# Biodiversity Metrics — Hands-on Practice

Follow this guided lab to reproduce the workflow presented in the *Biodiversity metrics & metabarcoding* lecture. Each exercise mirrors a concept from the slides so that you can redo the analyses step by step. Work in order, execute your own solution in the placeholder cell, and reveal the provided answer only after you tried.

**How to use this notebook**

- Run the notebook with an R kernel.
- Complete each code task in the `# your work here` cell.
- Compare with the hidden solution when you are confident in your attempt.
- Keep notes about questions or observations so that we can review them during lab time.

## Series 1 – Preparing the Environment
Focus: installing and loading every package used throughout the lecture (devtools, tidyverse, vegan, latex2exp, kableExtra, MetabarSchool).

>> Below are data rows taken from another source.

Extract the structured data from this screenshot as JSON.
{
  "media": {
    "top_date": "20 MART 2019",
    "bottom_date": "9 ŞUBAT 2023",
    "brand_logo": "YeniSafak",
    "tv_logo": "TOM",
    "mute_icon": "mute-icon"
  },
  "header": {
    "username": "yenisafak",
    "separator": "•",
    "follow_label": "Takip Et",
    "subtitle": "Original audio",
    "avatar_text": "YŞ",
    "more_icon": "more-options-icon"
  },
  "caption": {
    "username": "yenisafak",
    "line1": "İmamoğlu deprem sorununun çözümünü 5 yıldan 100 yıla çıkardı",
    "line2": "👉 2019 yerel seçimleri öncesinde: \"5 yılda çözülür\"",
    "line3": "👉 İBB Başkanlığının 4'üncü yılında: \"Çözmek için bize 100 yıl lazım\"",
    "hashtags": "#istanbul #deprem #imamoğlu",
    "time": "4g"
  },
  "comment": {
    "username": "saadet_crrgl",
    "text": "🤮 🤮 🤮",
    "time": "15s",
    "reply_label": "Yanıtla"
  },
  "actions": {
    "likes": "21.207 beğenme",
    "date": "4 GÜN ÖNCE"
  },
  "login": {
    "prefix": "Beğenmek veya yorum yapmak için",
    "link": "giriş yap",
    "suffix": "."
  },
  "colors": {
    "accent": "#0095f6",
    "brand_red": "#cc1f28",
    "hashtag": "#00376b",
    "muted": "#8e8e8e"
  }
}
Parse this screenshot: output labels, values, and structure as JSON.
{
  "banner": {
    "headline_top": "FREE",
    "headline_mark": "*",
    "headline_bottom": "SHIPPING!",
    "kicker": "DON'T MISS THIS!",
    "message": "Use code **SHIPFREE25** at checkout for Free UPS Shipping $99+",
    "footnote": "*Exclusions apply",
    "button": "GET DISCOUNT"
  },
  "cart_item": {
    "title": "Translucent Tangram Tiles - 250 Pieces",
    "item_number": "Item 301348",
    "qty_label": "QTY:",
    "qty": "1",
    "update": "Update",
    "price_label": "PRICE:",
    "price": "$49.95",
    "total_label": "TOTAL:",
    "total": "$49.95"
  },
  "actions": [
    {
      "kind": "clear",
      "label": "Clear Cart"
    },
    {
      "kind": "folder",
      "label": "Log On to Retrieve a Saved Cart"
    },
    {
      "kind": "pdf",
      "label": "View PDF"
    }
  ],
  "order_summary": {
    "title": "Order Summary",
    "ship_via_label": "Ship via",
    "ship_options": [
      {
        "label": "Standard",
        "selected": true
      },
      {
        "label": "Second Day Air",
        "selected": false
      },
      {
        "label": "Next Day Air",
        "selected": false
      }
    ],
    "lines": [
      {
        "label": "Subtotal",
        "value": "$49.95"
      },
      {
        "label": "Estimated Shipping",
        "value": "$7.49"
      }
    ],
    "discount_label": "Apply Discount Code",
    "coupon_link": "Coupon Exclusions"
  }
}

### Exercise 1.1 – Install the required packages

Install *devtools*, *tidyverse*, *vegan*, *latex2exp*, and *kableExtra* from CRAN if they are not already available. Then install **MetabarSchool** from the Git repository shown in the lecture.

In [None]:
# your work here

In [None]:
# Solution
if (!requireNamespace('devtools', quietly = TRUE)) install.packages('devtools', dependencies = TRUE)
if (!requireNamespace('tidyverse', quietly = TRUE)) install.packages('tidyverse', dependencies = TRUE)
if (!requireNamespace('vegan', quietly = TRUE)) install.packages('vegan', dependencies = TRUE)
if (!requireNamespace('latex2exp', quietly = TRUE)) install.packages('latex2exp', dependencies = TRUE)
if (!requireNamespace('kableExtra', quietly = TRUE)) install.packages('kableExtra', dependencies = TRUE)
if (!requireNamespace('MetabarSchool', quietly = TRUE)) {
  devtools::install_git('https://git.metabarcoding.org/MetabarcodingSchool/biodiversity-metrics.git')
}

### Exercise 1.2 – Load every library

Attach tidyverse, vegan, latex2exp, kableExtra, and MetabarSchool so that their functions are available for the rest of the notebook.

In [None]:
# your work here

In [None]:
# Solution
library(tidyverse)
library(vegan)
library(latex2exp)
library(kableExtra)
library(MetabarSchool)

## Series 2 – Exploring the mock community dataset
Focus: loading the `positive.*` objects that describe the mock community and understanding their structure.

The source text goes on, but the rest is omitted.